Ngelmu.id – Sikap kenegarawanan kembali tersirat dari sosok Gubernur
Nusa Tenggara Barat (NTB) Tuan Guru Bajang Muhammad Zainul Majdi, yang tak
membenci meski dirinya baru saja dicaci.

Adalah  aliansi Umat
Islam (AUI) Provinsi NTB yang menyampaikan sikap keberatan atas penghinaan yang
dilakukan Steven Hardisurya Sulistyo terhadap Gubernur NTB TGH Muhammad Zainul
Majdi. Meski demikian, AUI mengapresiasi sikap kenegarawanan TGB.
Ketua AUI NTB Deddy AZ mengatakan, AUI NTB menyesalkan sikap
rasis yang diutarakan Steven kepada Gubernur NTB yang juga dikenal sebagai Tuan
Guru Bajang (TGB).
Sebagai ulama, pernyataan kasar yang dilontarkan Steven
kepada TGB sangat menyakitkan hati warga NTB. Kendati begitu, AUI NTB mendukung
sikap kenegarawanan TGB yang memberikan maaf kepada Steven meski telah menghina
dia dan keluarganya.
AUI NTB juga mengutuk keras sikap rasis yang dilakukan
Steven kepada TGB dan berharap hal ini tidak terulang lagi di masa yang akan
datang.”AUI NTB mendesak aparat kepolisian mengusut dan menindak tegas
perbuatan Steven,” kata Deddy di Mataram, NTB, Jumat (14/4).
Apabila tidak ada tindakan tegas terhadap Steven yang
tinggal di Jakarta itu, dalam satu pekan ke depan, lanjut Deddy, AUI NTB akan
menggelar aksi dengan massa besar di NTB.”Kami imbau siapa pun di
Indoneisa, apapun kalian untuk jangan sampai mengulangi sifat rasis
tersebut,” ujarnya.
Secara terpisah, TGB menyatakan pertimbangan dia tidak
memproses penghinaan ini lebih lanjut karena SHS sudah meminta maaf.

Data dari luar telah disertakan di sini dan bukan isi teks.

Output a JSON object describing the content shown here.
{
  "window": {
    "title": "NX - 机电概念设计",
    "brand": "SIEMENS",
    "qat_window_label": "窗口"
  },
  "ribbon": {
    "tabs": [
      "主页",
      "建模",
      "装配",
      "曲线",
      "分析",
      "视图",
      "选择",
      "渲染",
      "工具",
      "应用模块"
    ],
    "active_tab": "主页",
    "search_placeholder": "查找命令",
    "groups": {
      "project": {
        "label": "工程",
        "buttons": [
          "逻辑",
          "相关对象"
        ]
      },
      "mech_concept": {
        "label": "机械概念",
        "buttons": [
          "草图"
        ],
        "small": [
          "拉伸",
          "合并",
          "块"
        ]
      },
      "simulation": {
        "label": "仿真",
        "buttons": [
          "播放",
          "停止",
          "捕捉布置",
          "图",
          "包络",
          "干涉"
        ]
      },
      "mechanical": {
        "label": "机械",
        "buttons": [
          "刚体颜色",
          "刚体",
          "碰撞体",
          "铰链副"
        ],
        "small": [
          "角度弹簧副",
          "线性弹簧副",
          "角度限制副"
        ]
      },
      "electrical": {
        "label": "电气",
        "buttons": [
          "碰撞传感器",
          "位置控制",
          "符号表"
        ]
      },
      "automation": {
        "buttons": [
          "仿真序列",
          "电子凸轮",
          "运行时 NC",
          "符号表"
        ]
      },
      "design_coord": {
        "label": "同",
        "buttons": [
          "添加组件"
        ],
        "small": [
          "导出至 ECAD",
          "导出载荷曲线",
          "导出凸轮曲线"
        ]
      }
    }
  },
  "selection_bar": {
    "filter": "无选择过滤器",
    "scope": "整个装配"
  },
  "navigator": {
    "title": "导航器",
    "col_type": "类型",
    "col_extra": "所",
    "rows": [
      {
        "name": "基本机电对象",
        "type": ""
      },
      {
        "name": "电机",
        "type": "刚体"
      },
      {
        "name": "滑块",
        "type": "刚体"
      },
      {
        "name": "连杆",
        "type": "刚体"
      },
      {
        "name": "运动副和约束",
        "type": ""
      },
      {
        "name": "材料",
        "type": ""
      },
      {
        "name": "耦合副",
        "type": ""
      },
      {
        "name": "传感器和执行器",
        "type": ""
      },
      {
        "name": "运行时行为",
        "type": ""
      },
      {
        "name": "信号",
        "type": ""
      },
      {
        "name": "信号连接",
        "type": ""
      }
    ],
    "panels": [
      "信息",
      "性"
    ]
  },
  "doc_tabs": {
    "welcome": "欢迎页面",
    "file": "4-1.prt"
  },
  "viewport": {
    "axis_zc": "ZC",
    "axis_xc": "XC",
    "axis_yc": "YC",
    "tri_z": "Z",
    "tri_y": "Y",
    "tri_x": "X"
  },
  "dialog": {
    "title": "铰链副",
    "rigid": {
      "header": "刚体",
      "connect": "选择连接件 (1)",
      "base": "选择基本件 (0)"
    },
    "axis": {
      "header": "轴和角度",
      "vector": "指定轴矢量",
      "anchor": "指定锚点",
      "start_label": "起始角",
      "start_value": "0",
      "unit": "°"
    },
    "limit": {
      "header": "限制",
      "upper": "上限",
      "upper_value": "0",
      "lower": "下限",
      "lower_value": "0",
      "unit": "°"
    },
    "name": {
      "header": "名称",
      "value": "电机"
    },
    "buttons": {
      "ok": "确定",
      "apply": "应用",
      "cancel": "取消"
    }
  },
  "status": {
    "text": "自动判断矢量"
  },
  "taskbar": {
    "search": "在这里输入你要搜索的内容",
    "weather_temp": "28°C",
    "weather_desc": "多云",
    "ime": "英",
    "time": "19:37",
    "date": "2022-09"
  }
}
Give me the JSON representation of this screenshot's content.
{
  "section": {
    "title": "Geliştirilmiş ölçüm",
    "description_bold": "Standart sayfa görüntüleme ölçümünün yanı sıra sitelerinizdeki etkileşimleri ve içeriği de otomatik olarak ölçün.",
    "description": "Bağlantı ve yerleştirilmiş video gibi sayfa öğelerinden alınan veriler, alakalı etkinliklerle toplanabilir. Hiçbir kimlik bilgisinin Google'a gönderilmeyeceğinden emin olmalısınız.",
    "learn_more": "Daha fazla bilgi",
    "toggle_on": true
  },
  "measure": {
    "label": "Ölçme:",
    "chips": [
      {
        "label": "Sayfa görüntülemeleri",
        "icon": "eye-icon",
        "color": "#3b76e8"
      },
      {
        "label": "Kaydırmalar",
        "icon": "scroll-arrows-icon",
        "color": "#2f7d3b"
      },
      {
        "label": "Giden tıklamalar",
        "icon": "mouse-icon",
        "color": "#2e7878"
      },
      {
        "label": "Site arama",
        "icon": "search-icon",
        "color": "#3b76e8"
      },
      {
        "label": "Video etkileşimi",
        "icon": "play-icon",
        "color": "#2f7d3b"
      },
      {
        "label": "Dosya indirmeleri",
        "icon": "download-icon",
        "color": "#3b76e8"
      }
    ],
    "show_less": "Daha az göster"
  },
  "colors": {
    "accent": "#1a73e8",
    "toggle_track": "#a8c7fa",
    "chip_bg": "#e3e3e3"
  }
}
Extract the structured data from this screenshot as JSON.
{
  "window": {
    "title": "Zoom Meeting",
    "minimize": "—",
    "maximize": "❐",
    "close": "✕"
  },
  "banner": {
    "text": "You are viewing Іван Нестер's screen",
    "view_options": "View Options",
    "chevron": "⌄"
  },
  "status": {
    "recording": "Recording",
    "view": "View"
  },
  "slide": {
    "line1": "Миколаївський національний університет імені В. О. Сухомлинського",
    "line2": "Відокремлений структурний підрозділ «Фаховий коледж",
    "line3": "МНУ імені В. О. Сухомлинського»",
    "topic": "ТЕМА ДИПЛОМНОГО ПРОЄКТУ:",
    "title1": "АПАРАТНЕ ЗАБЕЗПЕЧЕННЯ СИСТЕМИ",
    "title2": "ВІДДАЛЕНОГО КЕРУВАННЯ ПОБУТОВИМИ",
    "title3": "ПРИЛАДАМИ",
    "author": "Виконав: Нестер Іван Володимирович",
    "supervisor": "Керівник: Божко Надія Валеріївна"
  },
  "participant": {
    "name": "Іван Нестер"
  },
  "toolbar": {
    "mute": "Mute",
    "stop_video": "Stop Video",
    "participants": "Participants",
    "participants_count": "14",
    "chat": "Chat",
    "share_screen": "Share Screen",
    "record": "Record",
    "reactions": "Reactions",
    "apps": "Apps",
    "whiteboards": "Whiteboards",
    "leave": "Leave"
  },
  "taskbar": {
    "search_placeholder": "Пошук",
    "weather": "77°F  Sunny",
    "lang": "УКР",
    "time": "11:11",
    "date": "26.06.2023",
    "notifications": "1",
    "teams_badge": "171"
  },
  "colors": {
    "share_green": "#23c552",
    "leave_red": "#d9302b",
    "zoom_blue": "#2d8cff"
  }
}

Menurut
TGB, sejak awal sebetulnya dia merasa sangat terpaksa membawa persoalan itu ke
kantor polisi di bandara.
“Sesungguhnya kami menyayangkan harus membawa ini ke
polisi bandara, tapi yang bersangkutan saat itu terus-menerus mengumpat, bahkan
setelah tiba di kantor polisi. Namun akhirnya yang bersangkutan minta maaf,
jadi ya sudahlah. Semoga jadi pembelajaran untuk kita semua,” tutur TGB.
Diberitakan sebelumnya, Gubernur TGB mendapat perlakuan
tidak menyenangkan dari seorang calon penumpang asal Indonesia saat berada di
Bandara Changi, Singapura. Dia dihina dengan kata-kata kasar.
Peristiwa ini terjadi pada Minggu (9/4/2017) lalu sekitar
pukul 14.30 waktu setempat. Saat itu, Zainul atau yang biasa disapa Tuan Guru
Bajang (TGB) dan istrinya tengah antre di counter Batik Air yang ada di Bandara
Changi. TGB hendak bertolak menuju Jakarta.
Tiba-tiba dari arah belakang, muncul seseorang yang kemudian
melontarkan protes karena merasa antre lebih dulu. Si pria menduga TGB langsung
masuk ke antrean. Padahal TGB hanya sejenak meninggalkan antrean untuk bertanya
kepada petugas. Dia meninggalkan sang istri untuk tetap berada dalam baris
antrean. Persoalan ini cuma dipicu salah paham.
Persoalan antrean ini kemudian membuat si pria menyampaikan
kata-kata hinaan yang sangat kasar kepada TGB. Karena kata-kata makian tersebut
teramat kasar, TGB lantas mengadukan persoalan tersebut ke petugas Bandara
Soekarno-Hatta, setiba dia di Jakarta.
Steven meminta maaf dengan surat pernyataan bermaterai
setelah mengeluarkan kata-kata rasis. Setelah diadukan kepada pihak yang
berwenang, Steven juga membuat surat permintaan maaf bermaterai.